A grande questão aqui é que Baker não está preocupado em mostrar uma história de redenção e muito menos um recomeço pré-determinado do que conhecemos como recomeço. Mikey é um sonhador nato, mas também egocêntrico, alienado, sem empatia e zero visão periférica para entender o seu redor que não seja ele mesmo.

A busca por recomeçar não é para se reconhecer, pois ele sabe muito bem quem ele é, e menos ainda pela gratidão, haja vista que foi uma estrela pornô. Ele ainda se considera em uma posição favorável por louros do passado que não rendeu lucros, em que todos de alguma forma devem lhe servir. Mikey, então, percebe em Strawberry a oportunidade de voltar à tona nem que para isso tenha que usar desta menina com certo potencial sexual.

SIMON REX BRILHANTE

Mikey e toda a comunidade em que vive é a síntese da miséria humana em busca por sobrevivência. Condicionada ou não. Um substrato social em uma dinâmica em que um usa e se beneficia do outro para a sua própria sobrevivência.

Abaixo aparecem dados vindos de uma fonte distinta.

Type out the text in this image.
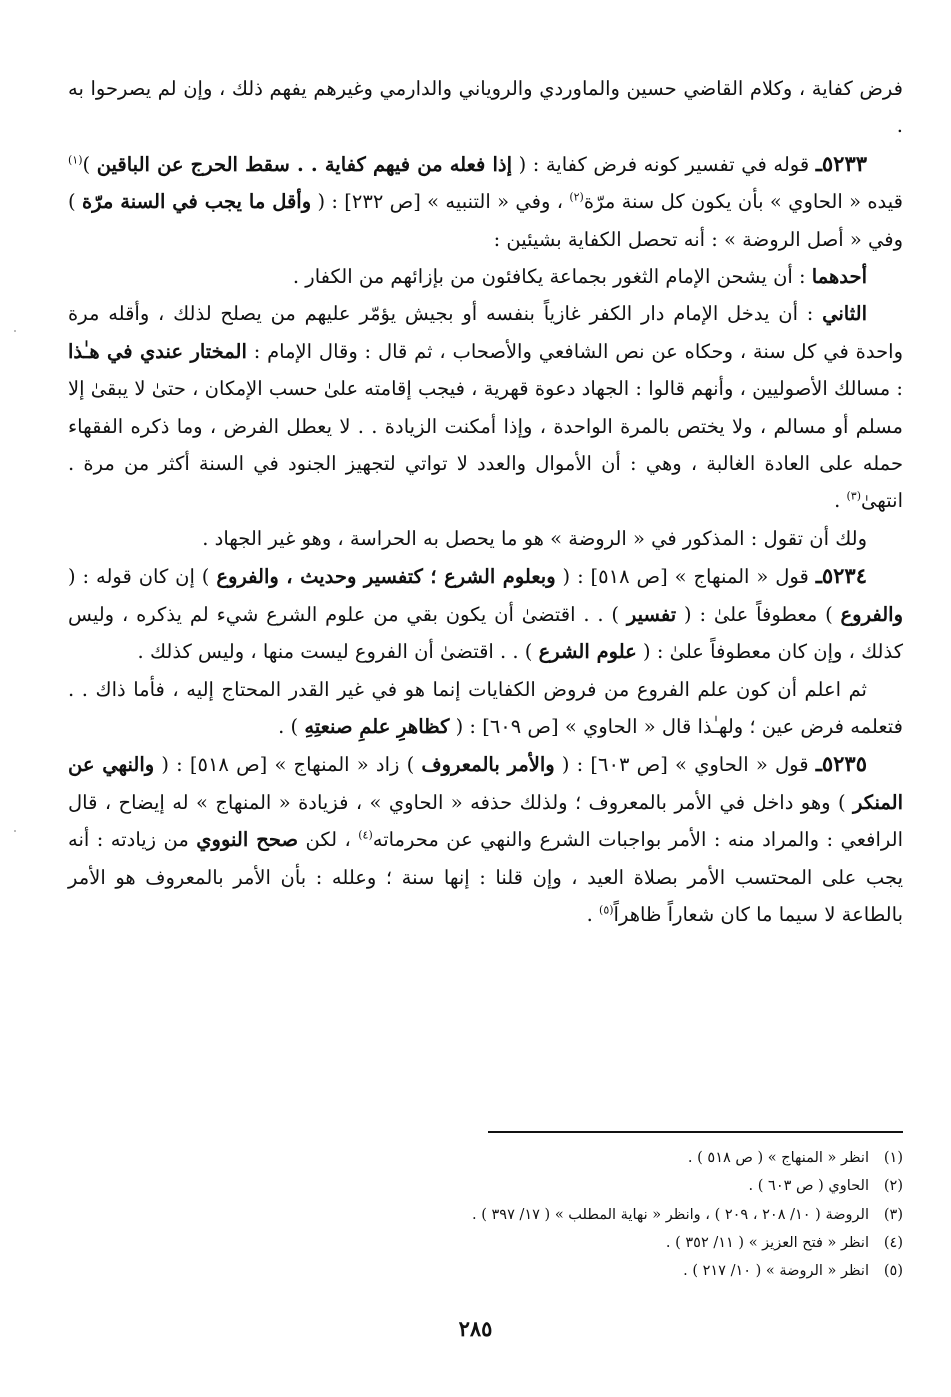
فرض كفاية ، وكلام القاضي حسين والماوردي والروياني والدارمي وغيرهم يفهم ذلك ، وإن لم يصرحوا به .

٥٢٣٣ـ قوله في تفسير كونه فرض كفاية : ( إذا فعله من فيهم كفاية . . سقط الحرج عن الباقين )$^{(١)}$ قيده « الحاوي » بأن يكون كل سنة مرّة$^{(٢)}$ ، وفي « التنبيه » [ص ٢٣٢] : ( وأقل ما يجب في السنة مرّة ) وفي « أصل الروضة » : أنه تحصل الكفاية بشيئين :

أحدهما : أن يشحن الإمام الثغور بجماعة يكافئون من بإزائهم من الكفار .

الثاني : أن يدخل الإمام دار الكفر غازياً بنفسه أو بجيش يؤمّر عليهم من يصلح لذلك ، وأقله مرة واحدة في كل سنة ، وحكاه عن نص الشافعي والأصحاب ، ثم قال : وقال الإمام : المختار عندي في هـٰذا : مسالك الأصوليين ، وأنهم قالوا : الجهاد دعوة قهرية ، فيجب إقامته علىٰ حسب الإمكان ، حتىٰ لا يبقىٰ إلا مسلم أو مسالم ، ولا يختص بالمرة الواحدة ، وإذا أمكنت الزيادة . . لا يعطل الفرض ، وما ذكره الفقهاء حمله على العادة الغالبة ، وهي : أن الأموال والعدد لا تواتي لتجهيز الجنود في السنة أكثر من مرة . انتهىٰ$^{(٣)}$ .

ولك أن تقول : المذكور في « الروضة » هو ما يحصل به الحراسة ، وهو غير الجهاد .

٥٢٣٤ـ قول « المنهاج » [ص ٥١٨] : ( وبعلوم الشرع ؛ كتفسير وحديث ، والفروع ) إن كان قوله : ( والفروع ) معطوفاً علىٰ : ( تفسير ) . . اقتضىٰ أن يكون بقي من علوم الشرع شيء لم يذكره ، وليس كذلك ، وإن كان معطوفاً علىٰ : ( علوم الشرع ) . . اقتضىٰ أن الفروع ليست منها ، وليس كذلك .

ثم اعلم أن كون علم الفروع من فروض الكفايات إنما هو في غير القدر المحتاج إليه ، فأما ذاك . . فتعلمه فرض عين ؛ ولهـٰذا قال « الحاوي » [ص ٦٠٩] : ( كظاهرِ علمِ صنعتِهِ ) .

٥٢٣٥ـ قول « الحاوي » [ص ٦٠٣] : ( والأمر بالمعروف ) زاد « المنهاج » [ص ٥١٨] : ( والنهي عن المنكر ) وهو داخل في الأمر بالمعروف ؛ ولذلك حذفه « الحاوي » ، فزيادة « المنهاج » له إيضاح ، قال الرافعي : والمراد منه : الأمر بواجبات الشرع والنهي عن محرماته$^{(٤)}$ ، لكن صحح النووي من زيادته : أنه يجب على المحتسب الأمر بصلاة العيد ، وإن قلنا : إنها سنة ؛ وعلله : بأن الأمر بالمعروف هو الأمر بالطاعة لا سيما ما كان شعاراً ظاهراً$^{(٥)}$ .

(١)
انظر « المنهاج » ( ص ٥١٨ ) .
(٢)
الحاوي ( ص ٦٠٣ ) .
(٣)
الروضة ( ١٠/ ٢٠٨ ، ٢٠٩ ) ، وانظر « نهاية المطلب » ( ١٧/ ٣٩٧ ) .
(٤)
انظر « فتح العزيز » ( ١١/ ٣٥٢ ) .
(٥)
انظر « الروضة » ( ١٠/ ٢١٧ ) .
٢٨٥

O próprio Simon Rex, espetacular na pele deste homem tão caótico quanto irresistível, foi um ex-ator pornô no final dos anos 1990, até conseguir uma oportunidade na MTV e explodir como ator na franquia Todo Mundo em Pânico e na série Coisas que Eu Odeio em Você, protagonizada por Amanda Bynes. É incrível que como essa grande oportunidade ele mostrou um lado pouco explorado em sua carreira e soube dosar bem do drama à comédia e ironia. Excelente. Uma pena ter ficado de fora das premiações televisionadas na corrida ao Oscar 2022.

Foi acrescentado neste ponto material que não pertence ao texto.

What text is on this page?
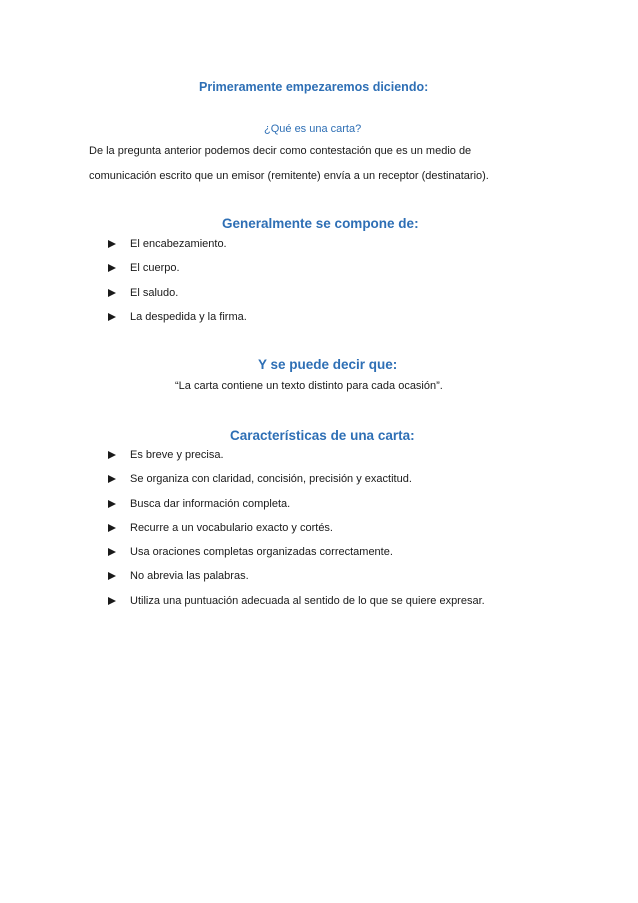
Primeramente empezaremos diciendo:
¿Qué es una carta?
De la pregunta anterior podemos decir como contestación que es un medio de
comunicación escrito que un emisor (remitente) envía a un receptor (destinatario).
Generalmente se compone de:
El encabezamiento.
El cuerpo.
El saludo.
La despedida y la firma.
Y se puede decir que:
“La carta contiene un texto distinto para cada ocasión”.
Características de una carta:
Es breve y precisa.
Se organiza con claridad, concisión, precisión y exactitud.
Busca dar información completa.
Recurre a un vocabulario exacto y cortés.
Usa oraciones completas organizadas correctamente.
No abrevia las palabras.
Utiliza una puntuación adecuada al sentido de lo que se quiere expresar.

Provavelmente “Red Rocket”, será um daqueles clássicos cult instantâneos e com todo o mérito. Pois, como já dito, o recomeço é um ciclo e essa carência, essa sensação de mediocridade e impotência correlacionada ao sonho americano também. Afinal, uma coisa leva a outra e o colapso da miséria do homem estará sempre por lá. E de novo, de novo, de novo.